Creating a Perfect Circle Scatter Plot- Data Visualization Guide
What Is a Circle Scatter Plot?
A circle scatter plot is a scatter plot where each data point is rendered as a circle. The circle's position on the X and Y axes represents two variables, and the circle size typically represents a third variable. This makes it a bubble chart in all but name.
Most people call it a bubble chart when size matters. They call it a circle scatter plot when size is more decorative or uniform. The distinction is blurry, and it doesn't matter what you call it.
When Circle Size Actually Helps
Circle size works when:
- You're visualizing three variables at once (X position, Y position, size)
- The size differences are substantial enough to see without squinting
- You have fewer than 500 data points
- The size variable has a meaningful relationship to the other two
Circle size fails when:
- You have thousands of points and they overlap into a blob
- Size represents a variable that should be on an axis instead
- You're trying to show precise values—circles are bad at precision
The Tools That Actually Work
Skip the fancy stuff unless you need it. Here's what works:
- Matplotlib (Python) — Fast, customizable, free. The go-to for most data work.
- Plotly — Interactive, looks good out of the box, works in Python and R and JavaScript.
- R ggplot2 — Powerful grammar of graphics, but the learning curve is real.
- Tableau — Drag-and-drop simplicity. Costs money but saves time.
- D3.js — Full control if you know JavaScript. Overkill for simple charts.
Comparison: Python Libraries for Circle Scatter Plots
| Library | Ease of Use | Interactivity | Best For |
|---|---|---|---|
| Matplotlib | Medium | None by default | Static reports, publications |
| Plotly | Easy | Built-in | Dashboards, web apps |
| Seaborn | Easy | None | Quick exploratory plots |
| Altair | Easy | Built-in | Declarative, Vega-Light backend |
How to Create One in Python (Matplotlib)
This is the fastest way to get a working circle scatter plot:
import matplotlib.pyplot as plt
import numpy as np
# Sample data
x = np.random.rand(50)
y = np.random.rand(50)
sizes = np.random.rand(50) * 500 # Size in points squared
plt.figure(figsize=(10, 6))
plt.scatter(x, y, s=sizes, alpha=0.6, c='steelblue', edgecolors='navy')
plt.xlabel('X Variable')
plt.ylabel('Y Variable')
plt.title('Circle Scatter Plot Example')
plt.show()
The s parameter controls size. The alpha parameter makes overlapping circles visible. Without alpha, overlapping circles hide each other and your plot becomes useless.
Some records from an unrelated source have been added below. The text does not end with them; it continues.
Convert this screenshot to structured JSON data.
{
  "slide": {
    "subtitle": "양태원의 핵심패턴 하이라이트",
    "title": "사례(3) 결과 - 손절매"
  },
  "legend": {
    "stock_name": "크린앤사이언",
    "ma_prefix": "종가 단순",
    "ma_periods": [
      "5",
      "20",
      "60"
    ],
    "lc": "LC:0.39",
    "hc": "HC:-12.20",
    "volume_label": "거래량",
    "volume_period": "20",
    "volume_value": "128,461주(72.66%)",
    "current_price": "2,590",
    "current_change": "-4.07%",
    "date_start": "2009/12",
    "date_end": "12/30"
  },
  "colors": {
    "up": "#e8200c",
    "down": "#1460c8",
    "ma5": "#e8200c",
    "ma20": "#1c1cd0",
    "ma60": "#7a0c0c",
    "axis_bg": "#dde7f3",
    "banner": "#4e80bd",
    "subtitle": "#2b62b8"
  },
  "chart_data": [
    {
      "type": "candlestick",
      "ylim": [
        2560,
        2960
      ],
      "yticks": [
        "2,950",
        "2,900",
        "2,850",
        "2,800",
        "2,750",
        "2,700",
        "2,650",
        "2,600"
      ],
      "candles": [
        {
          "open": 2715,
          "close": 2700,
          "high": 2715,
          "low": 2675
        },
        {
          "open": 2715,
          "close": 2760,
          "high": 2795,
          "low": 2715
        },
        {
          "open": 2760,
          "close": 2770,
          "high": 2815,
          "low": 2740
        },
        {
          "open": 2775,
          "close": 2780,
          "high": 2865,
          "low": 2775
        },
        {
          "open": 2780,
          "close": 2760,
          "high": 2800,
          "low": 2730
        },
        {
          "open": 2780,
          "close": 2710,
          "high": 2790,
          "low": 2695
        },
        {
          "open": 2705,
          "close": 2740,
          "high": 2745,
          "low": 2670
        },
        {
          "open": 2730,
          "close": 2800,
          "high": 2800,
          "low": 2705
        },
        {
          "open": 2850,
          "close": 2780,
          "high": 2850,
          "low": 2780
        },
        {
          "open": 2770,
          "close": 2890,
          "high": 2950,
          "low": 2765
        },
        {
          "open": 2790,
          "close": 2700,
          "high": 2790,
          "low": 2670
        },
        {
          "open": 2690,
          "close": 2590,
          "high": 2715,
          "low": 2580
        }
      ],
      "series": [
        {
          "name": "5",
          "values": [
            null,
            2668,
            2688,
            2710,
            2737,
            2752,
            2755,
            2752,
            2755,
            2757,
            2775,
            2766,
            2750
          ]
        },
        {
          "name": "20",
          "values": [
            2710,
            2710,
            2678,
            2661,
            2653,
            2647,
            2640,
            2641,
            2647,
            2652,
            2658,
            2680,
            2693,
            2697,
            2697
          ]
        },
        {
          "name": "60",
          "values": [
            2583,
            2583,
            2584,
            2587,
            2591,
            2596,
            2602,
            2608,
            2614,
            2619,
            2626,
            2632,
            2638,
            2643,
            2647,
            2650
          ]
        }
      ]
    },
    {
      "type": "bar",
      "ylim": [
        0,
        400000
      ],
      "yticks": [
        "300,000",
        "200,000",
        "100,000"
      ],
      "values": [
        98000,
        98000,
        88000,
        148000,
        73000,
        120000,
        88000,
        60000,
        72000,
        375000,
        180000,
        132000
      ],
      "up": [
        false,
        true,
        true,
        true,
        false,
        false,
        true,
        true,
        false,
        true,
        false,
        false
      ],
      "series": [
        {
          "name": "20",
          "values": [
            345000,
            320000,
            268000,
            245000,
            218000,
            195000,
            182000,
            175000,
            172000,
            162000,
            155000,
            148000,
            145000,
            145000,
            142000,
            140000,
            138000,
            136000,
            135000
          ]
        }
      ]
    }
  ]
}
How to Create One in Plotly (Interactive)
Plotly gives you hover tooltips and zoom without extra work:
import plotly.express as px
import pandas as pd
df = pd.DataFrame({
'x': [1, 2, 3, 4, 5],
'y': [10, 15, 12, 18, 20],
'size': [30, 80, 50, 120, 90]
})
fig = px.scatter(df, x='x', y='y', size='size',
title='Interactive Circle Scatter Plot')
fig.show()
That's it. Plotly handles the scaling, coloring, and interactivity automatically.
Common Mistakes That Ruin Your Plot
1. Circles That Are Too Small
If your reader needs a magnifying glass, your sizes are too small. Scale your sizes so the smallest circle is still visible at normal zoom.
2. No Alpha Transparency
Overlapping circles are invisible without alpha. Use 0.4 to 0.7 depending on how much overlap you expect.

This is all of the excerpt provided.